Posts Tagged debugging

A Journey Into Linker Hell, And A Mistake

While doing some research into why Firefox sometimes takes a long amount of time to shut down, I discovered that builds of Firefox on my work machine could not even shut down successfully. Every time I tried to shut down, shortly into the shutdown process, I’d get a crash, with a message about heap corruption. At first, I assumed I was dealing with breakage that someone had checked into trunk. When dealing with a large enough software project, the odds are good that pulling down the latest code from trunk will bring you a few bugs to discover. Very often, you can just roll back a few revisions, or find the right person and determine that they’ve already got a fix.

So, I tried those things. I rolled back a few revisions, rebuilt, and it still crashed. I tried rolling back four weeks to a known-good revision, and it still crashed. I went through all the commits over that time period to try and identify any obvious suspects, but didn’t find anything. I tried running the browser with a new, empty profile, on the assumption that perhaps one of my add-ons was causing the problem. Still crashed.

At this point, I could have thrown out my clone of the mozilla source code, along with my build folders, in the hopes that starting over from scratch would fix the problem. I’ve done this before, and sometimes it does make problems go away. But in practice, if everyone does this every time they hit a problem, insidious bugs can creep their way into your build system (or worse, your code base), and when you have a few hundred developers hacking on one project, the time wasted by using that solution adds up. So I decided to try and figure out why FF was crashing on shutdown.

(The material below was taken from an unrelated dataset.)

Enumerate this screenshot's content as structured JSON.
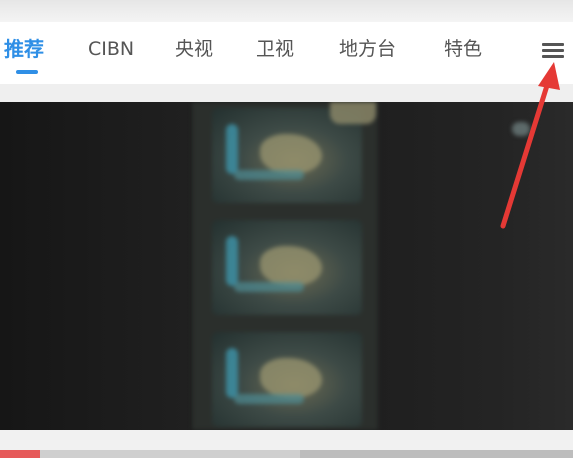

The first thing I needed to figure out was whether the heap was actually corrupted. I started up Firefox inside the Visual Studio debugger and configured it to break on error, so that I could inspect the state of the application. At the point of the crash, here’s what the state looked like, along with some other useful information:

The most immediately obvious piece of information is that the ‘crash’ in this case is actually a breakpoint, triggered by ntdll.dll!_RtlValidateHeap. Furthermore, if we walk up the stack a bit, we can see that this is from msvcr100d.dll!_free_dbg. This tells us that we’re using the debug heap provided by the Visual C++ Debug Runtime, and the validations it performs when freeing a block of memory have failed. This can happen for various reasons, but if it happens, it almost always means something is wrong.

Next, we need to figure out why this is failing. There are a few obvious candidates, so let’s try to rule them out.

Memory corruption would be a likely cause. Corrupting memory that is infrequently used will probably not cause an application to fail, but when you try to free the memory, if the bookkeeping data used by the heap was also corrupted, the free call will fail. To rule that out, I walked up the stack to find free()’s caller and figure out what kind of data I was dealing with:

  free(lib->name);
  lib->name = NULL;

Based on this, we can guess that the data is a name (and if you read more code, it’s clear that it is in fact a single-byte-per-character null terminated string). Finding the pointer being freed within the crashed process and looking at it in the debugger’s Memory window shows a well-formed string (see the Memory 1 and Locals panes in the screenshot above).

So, casual inspection suggests that this is not memory corruption, but it’s still possible. What if the library in question is corrupting memory near the string, and that’s why free is failing when we unload the library?

To rule that out, I climbed further up the stack and discovered that there’s an environment variable you can set that prevents the library from being unloaded. Interestingly enough, setting this variable causes the crash to go away… but one of Firefox’s child processes, plugin-container, then crashes in the same way, unloading a different library. This suggests that it’s at least not specific to one single library.

At this point, I decided I wanted to know where lib->name was coming from. I tried a couple quick searches with DXR (for lib->name, then ->name), but the first didn’t provide any results, and the second provided a bunch of results.

So, instead, I started Firefox up under Heap Profiler, and then attached a debugger and shut it down normally. I followed the above steps to get the address of the pointer being freed, and then opened up the Heap view of the latest snapshot I had taken in Heap Profiler. It was at this point I realized that I had completely failed to anticipate this use case when I was working on Heap Profiler, so I had to manually scroll through the heap, looking for the address I wanted. Whoops. Luckily, the address was near the beginning of the heap, so I found it easily:

Now, given the stack, I knew exactly who was responsible for allocating the string. Closer inspection even revealed why I was getting a crash: The string was being allocated by msvcr100!malloc, but freed by msvcr100d!free. Wait, how is that even possible?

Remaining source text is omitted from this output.